Reading Slowly
English

Reading Slowly

by

literature
creativity
daily life
dialogue

Here I was in the middle of a pandemic, with finals crashing my metal stability, five books per week and a deprive of sleep. Hell I didn’t want to come across a book ever again in my life! And that’s so sad given that I actually love to read. That’s the reason I majored in Lingüistics and Literature in the first place.

The thing is that reading for pleasure and reading for academic porpouses can be very different. But that wasn’t the only reason I was so done with it. In fact, I stoped reading because I wasn’t doing it as much as I should be. Ironic, isn’t it?

Let me explain. Even when at school I was reading a minimun of three books per week, my side reading was devastatingly poor. Reading has always been my way to relax and rest from day activities, but now it meant that I wold read to reast from reading. That didn’t went very well for me.

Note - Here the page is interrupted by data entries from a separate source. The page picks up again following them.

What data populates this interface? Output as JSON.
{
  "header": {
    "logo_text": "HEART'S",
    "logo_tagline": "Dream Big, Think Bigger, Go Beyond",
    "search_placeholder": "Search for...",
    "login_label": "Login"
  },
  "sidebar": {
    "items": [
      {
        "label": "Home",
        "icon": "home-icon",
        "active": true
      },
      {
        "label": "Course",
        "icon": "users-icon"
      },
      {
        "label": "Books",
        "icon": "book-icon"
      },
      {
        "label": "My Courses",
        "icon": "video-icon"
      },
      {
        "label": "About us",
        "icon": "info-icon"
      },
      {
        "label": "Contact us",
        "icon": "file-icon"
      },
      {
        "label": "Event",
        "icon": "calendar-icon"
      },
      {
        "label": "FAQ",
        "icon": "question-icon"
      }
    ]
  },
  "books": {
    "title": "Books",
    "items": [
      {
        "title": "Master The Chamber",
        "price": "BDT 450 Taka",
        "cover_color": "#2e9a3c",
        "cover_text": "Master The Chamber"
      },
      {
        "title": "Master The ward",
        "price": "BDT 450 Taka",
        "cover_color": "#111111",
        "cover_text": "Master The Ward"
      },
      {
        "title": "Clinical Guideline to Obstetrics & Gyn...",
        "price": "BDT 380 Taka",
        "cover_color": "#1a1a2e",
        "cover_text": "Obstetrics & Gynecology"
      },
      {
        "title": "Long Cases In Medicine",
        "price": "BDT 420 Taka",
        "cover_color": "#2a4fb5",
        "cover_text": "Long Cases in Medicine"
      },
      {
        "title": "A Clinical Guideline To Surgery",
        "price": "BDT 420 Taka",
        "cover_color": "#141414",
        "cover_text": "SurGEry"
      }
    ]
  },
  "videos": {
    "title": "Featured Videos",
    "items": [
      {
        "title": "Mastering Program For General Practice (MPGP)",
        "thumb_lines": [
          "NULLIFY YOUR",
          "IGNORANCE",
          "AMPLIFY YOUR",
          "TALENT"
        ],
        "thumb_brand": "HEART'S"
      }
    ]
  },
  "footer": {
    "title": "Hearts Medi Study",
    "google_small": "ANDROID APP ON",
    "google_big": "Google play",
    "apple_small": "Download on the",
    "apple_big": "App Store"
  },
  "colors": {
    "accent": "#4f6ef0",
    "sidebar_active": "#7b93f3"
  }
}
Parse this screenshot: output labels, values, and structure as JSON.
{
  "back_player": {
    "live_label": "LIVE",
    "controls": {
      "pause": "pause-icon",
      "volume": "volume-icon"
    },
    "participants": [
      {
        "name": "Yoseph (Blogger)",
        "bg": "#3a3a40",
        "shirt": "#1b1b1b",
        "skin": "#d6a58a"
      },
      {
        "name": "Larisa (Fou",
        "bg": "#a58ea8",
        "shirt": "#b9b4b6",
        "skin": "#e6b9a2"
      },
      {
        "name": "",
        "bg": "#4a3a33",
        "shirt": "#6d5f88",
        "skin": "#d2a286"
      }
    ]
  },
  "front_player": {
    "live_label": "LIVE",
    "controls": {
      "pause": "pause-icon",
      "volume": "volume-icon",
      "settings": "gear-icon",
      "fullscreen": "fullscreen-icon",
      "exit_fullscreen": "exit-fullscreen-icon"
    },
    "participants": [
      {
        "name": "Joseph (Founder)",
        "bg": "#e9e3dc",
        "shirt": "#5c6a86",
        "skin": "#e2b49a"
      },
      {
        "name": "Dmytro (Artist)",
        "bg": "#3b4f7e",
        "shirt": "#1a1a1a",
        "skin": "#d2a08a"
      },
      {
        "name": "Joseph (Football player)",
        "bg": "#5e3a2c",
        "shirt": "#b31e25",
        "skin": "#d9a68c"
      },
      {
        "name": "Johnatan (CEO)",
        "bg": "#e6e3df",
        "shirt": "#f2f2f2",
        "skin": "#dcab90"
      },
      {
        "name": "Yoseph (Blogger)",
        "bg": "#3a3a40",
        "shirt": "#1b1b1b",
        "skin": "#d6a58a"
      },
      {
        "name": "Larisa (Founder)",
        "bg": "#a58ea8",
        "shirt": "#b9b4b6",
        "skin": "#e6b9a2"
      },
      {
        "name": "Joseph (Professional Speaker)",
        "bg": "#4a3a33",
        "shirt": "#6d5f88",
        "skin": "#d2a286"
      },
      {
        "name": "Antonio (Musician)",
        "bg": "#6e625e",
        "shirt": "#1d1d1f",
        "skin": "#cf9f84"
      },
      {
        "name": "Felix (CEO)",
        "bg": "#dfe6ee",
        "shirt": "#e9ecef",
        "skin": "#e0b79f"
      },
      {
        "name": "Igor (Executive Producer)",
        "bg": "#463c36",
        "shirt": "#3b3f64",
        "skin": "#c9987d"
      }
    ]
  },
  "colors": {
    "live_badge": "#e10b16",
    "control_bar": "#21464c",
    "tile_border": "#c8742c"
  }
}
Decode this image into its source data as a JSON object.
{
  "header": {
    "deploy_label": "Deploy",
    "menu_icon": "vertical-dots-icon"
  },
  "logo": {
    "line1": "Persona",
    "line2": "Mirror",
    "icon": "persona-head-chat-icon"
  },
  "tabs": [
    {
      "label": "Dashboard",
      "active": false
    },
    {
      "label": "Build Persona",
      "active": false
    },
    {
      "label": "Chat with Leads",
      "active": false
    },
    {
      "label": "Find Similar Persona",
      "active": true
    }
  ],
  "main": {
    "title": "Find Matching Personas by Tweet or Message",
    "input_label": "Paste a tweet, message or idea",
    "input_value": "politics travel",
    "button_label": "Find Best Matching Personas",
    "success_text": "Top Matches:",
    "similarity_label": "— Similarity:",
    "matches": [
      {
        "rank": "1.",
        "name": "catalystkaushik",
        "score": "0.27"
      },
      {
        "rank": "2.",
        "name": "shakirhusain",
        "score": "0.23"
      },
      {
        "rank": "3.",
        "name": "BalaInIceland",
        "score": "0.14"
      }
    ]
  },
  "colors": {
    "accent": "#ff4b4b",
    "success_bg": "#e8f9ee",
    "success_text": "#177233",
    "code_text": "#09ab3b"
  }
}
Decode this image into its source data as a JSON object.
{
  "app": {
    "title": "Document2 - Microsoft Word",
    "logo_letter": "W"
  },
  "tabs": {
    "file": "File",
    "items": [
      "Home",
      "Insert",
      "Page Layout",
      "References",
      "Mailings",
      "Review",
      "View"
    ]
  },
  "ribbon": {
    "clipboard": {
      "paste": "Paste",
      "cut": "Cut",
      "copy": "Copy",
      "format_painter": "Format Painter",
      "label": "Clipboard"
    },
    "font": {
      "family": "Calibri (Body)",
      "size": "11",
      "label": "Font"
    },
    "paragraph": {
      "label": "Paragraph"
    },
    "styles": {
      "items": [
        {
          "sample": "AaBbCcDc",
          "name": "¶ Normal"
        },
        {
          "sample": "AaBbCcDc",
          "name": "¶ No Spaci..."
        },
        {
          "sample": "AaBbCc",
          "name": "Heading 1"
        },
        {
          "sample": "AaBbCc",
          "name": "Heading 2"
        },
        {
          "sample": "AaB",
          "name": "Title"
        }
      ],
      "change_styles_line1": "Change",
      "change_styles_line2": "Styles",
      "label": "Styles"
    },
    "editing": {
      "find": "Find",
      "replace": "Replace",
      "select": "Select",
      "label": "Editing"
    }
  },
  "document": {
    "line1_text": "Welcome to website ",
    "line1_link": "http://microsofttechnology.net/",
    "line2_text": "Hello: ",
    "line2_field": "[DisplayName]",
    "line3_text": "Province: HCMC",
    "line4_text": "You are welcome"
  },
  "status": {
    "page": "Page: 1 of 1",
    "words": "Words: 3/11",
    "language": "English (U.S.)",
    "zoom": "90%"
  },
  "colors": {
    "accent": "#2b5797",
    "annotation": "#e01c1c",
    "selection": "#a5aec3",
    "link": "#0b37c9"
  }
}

Being confined at home didn’t help either. Usually books were my company in everyday activities as waiting for the bus, going from home to school and back again, even reading a little during class when things weren’t so interesting. And now the only thing that I was doing was moving my ass from my bed to the desk or to the kitchen if I was feeling more enthusiast.

I felt that I was failing as a reader, until the summer break came and with it Hiromi Kawakami. She is a Japanese writer and I happend to buy her latest novel “El cielo es azul, la tierra blanca”. She forced me to slow down, and I’m grateful for that.

Do you know that feeling when you find a book so captivating that you can stopped yourself, so you read it even on the table, the bed or the bathroom? Well, this is the compleatly opossite to that. Kawakami’s prose is mesmeraizing in a way that force you to take pauses because is not about the end, is about the process, the beuty in cotidianity.

As a love story, you couldn’t care less if they are going to end toguether. Your living the romance that is in itself a whole expirience. I will go farther than that and say that is about the way Tsukiko describes reality. So ordinary and yet delightful.

“La prosa de Kawakami bien puede definirse como cristalina: está construida con la precisión hermosa y reticular, perfectamente conectada, de un cristal.”
Ciro García, El Norte de Castilla

Rushing my way throug the novel didn’t felt right, so I slowed down and went across the pages with delicacy and patience. In the process I regain the enthusiasm that I was lacking before. It remembered me that reading isn’t about a book count.

Being and edonist is alowed when we speak about literature. You doesn’t need a real porpouse for reading. Yeah, you can obtain tons of things from it, but they are side effects. We read books because we want to.

I read Kawakami’s work little by little, scared of finishing it and having nothing left. Inmerse as I was before, in an athmosphere of overproductivity not just at school but also as a mindset that haunt me even on social media, it felt like a bless. At the end I closed the book and threw the 2021 booktracker list to the trash. No regret, no regret.